Importance of Africa

  • Africa is a continent on the move, characterised by rapid economic growth, rising educational and health standards, increasing gender parity, and expanding infrastructure and connectivity.
  • In recent years, the African continent has been accorded top priority in Indian foreign and economic policy; there has been an unprecedented intensification of political engagemen.t
  • A resurging Africa and a rising India can give a strong impetus to South-South Cooperation, especially when it comes to addressing challenges in areas like clean technology, climate-resilient agriculture, maritime security, connectivity, and Blue economy.
  • On Economy side.

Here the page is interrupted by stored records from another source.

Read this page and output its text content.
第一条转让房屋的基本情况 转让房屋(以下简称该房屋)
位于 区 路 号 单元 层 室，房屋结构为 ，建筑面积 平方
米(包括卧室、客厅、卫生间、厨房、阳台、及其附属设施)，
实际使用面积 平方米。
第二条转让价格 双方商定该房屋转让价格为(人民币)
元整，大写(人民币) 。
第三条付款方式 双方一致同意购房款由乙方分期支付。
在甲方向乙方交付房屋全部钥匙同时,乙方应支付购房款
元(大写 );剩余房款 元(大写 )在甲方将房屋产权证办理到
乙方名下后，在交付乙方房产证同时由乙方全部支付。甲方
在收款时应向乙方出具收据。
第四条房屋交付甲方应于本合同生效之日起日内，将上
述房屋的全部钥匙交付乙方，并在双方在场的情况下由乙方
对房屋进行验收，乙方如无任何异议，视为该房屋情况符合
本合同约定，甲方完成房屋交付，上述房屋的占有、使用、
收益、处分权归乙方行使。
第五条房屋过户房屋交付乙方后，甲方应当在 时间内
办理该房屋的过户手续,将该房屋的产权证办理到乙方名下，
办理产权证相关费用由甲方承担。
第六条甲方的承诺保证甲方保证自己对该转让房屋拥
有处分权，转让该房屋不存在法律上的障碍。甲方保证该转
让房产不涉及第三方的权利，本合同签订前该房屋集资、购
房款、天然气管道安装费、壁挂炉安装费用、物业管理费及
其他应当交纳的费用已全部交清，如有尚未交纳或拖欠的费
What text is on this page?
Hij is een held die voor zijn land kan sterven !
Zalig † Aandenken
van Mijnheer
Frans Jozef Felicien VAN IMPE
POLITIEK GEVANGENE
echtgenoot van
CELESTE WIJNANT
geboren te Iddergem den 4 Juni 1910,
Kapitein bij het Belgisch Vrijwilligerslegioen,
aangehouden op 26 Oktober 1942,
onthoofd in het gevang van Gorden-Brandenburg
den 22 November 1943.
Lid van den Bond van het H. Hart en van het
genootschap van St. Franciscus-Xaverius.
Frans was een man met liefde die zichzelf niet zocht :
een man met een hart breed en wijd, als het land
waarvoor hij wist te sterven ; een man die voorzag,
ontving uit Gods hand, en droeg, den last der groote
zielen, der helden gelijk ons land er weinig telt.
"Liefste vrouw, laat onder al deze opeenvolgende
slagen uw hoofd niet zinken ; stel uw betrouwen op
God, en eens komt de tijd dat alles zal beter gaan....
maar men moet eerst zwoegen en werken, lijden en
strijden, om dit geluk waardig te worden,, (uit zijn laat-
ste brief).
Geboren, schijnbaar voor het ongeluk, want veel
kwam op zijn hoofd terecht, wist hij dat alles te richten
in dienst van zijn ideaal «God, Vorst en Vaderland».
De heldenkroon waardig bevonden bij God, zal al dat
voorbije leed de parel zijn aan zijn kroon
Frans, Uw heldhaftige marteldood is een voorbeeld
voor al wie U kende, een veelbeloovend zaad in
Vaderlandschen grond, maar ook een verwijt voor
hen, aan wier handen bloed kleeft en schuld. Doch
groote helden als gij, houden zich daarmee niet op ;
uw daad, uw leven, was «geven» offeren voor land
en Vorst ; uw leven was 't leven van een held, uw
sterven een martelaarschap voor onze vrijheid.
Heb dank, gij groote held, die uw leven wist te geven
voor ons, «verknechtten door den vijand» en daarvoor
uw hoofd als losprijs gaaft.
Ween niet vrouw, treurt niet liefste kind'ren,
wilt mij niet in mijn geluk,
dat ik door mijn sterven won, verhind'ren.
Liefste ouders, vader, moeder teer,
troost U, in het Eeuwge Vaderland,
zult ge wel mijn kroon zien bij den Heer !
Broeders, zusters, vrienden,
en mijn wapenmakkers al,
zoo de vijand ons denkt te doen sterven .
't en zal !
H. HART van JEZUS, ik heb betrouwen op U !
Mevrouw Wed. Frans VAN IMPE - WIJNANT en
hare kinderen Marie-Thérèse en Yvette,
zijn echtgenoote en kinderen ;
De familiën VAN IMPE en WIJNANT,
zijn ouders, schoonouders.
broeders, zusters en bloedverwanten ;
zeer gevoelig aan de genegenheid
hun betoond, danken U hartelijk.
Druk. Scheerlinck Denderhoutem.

African subcontinent provides a good market for Indian companies of different sectors whether it is automobile, IT or defence sector.
  • Trade between Africa and India has increased more than eight-fold from USD 7.2 billion in 2001 to USD 59.9 billion in 2017, accounting for over 8 percent of India's total trade.
  • To meet its energy security, India sources nearly 18% of its crude oil and also LNG requirement mostly from the West African region.
  • Primary commodities and natural resources account for around 75 percent of Africa's total exports to India.
  • In the perspective of geopolitics, having these 54 African nations as allies in the United Nations is favourable to India as these nations might support in passing any resolution.